Your Legacy Fax Infrastructure Is Not Secure

But there’s a problem. And we’re not talking about the fact that your analog fax equipment is expensive to maintain. (We’ll discuss that below.)

The more pressing problem is that the typical legacy fax processes are inherently insecure and often fail to meet the requirements of the Family Educational Rights and Privacy Act.

Many of the documents your staff exchanges (in Admissions, Financial Aid, etc.) contain sensitive information about your students and their families. This is precisely the data that FERPA was passed to safeguard. Sending and receiving those documents over a desktop fax machine – where they could sit for hours or days in full view of people unauthorized to see this personal information – can leave your school repeatedly vulnerable to non-compliance with FERPA.

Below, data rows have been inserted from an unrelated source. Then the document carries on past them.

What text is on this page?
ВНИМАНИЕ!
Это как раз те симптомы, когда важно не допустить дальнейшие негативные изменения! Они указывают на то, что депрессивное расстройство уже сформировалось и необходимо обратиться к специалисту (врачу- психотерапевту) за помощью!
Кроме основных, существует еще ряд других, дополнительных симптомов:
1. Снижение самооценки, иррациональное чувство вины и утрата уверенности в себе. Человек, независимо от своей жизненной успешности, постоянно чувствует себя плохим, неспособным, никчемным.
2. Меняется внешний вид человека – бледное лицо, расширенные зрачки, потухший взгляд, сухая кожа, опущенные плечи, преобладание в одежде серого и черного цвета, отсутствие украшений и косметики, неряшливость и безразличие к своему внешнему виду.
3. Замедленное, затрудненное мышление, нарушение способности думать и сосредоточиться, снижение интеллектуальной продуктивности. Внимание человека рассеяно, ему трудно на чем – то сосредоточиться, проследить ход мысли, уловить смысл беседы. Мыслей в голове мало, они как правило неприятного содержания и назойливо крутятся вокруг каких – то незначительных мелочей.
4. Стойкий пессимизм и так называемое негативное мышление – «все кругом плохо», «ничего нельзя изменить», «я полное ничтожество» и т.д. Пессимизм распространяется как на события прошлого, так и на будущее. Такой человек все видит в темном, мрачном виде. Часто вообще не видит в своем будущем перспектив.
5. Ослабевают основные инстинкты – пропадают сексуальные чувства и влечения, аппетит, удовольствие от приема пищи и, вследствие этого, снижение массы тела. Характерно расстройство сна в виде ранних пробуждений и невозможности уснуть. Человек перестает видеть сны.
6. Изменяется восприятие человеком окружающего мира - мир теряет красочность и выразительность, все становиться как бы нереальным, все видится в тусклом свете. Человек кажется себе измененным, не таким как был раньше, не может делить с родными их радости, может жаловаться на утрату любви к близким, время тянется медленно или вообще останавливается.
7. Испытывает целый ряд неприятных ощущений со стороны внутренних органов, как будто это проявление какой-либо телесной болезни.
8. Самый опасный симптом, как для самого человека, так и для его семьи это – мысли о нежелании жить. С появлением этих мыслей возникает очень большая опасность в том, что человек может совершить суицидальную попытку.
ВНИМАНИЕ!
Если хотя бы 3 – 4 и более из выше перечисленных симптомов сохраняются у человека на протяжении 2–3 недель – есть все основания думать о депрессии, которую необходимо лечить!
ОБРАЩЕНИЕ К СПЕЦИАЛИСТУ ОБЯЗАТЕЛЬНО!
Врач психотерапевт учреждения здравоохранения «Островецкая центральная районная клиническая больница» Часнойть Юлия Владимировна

So, it seems your institution is facing a challenge: You need to maintain the ability to send and receive faxes, but your legacy fax environment is outdated, inefficient, insecure, costly, and possibly out of compliance with federal privacy law.

Fortunately, there’s a simple answer, one you can implement today.

The Solution: Secure Cloud Faxing with eFax Corporate

Your educational institution can solve all of these challenges – maintaining the ability to exchange key documents by fax, improving your fax security and compliance, and making your staff’s fax workflows more efficient than ever – by migrating to the right digital cloud fax solution.

That solution is eFax Corporate, the world’s #1 cloud fax platform and the top choice for educational institutions.

The pioneer in cloud faxing technology, eFax has spent nearly 30 years helping small to enterprise-grade organizations in heavily regulated fields, including education, securely send and receive billions of pages of highly sensitive and personal documentation.

Bonus Benefit: eFax Can Lower Your Institution’s Faxing Costs

As we alluded to above, upgrading from a legacy fax infrastructure to the fully-outsourced cloud fax platform from eFax will help you significantly reduce your overall faxing costs.

By implementing eFax across your institution, you won’t need to maintain aging fax machines, on-prem fax servers, analog fax phone lines, or any physical fax hardware. You won’t even need to continue budgeting for toner or ink cartridges and fresh supplies of fax paper. 

Your staff will be able to easily and securely fax documents online, by email, or even from a secure mobile app. No paper handling. No busy signals. No waiting by a fax machine. And no risk of FERPA violations.

Additionally, because eFax offers a pay-as-you-go model and lets you scale capacity up or down anytime, you’ll never again have the common challenges of either bandwidth constraints (because you’re holding off buying more in-house fax servers or fax phone lines) or paying for expensive hardware to ease those constraints and finding that the costly new machines are often sitting idle.

And here’s the truly good news: Deploying the fully outsourced eFax is so simple, and the interface is so user-friendly that you can migrate your organization onto the cloud fax platform, with minimal training needed for your staff.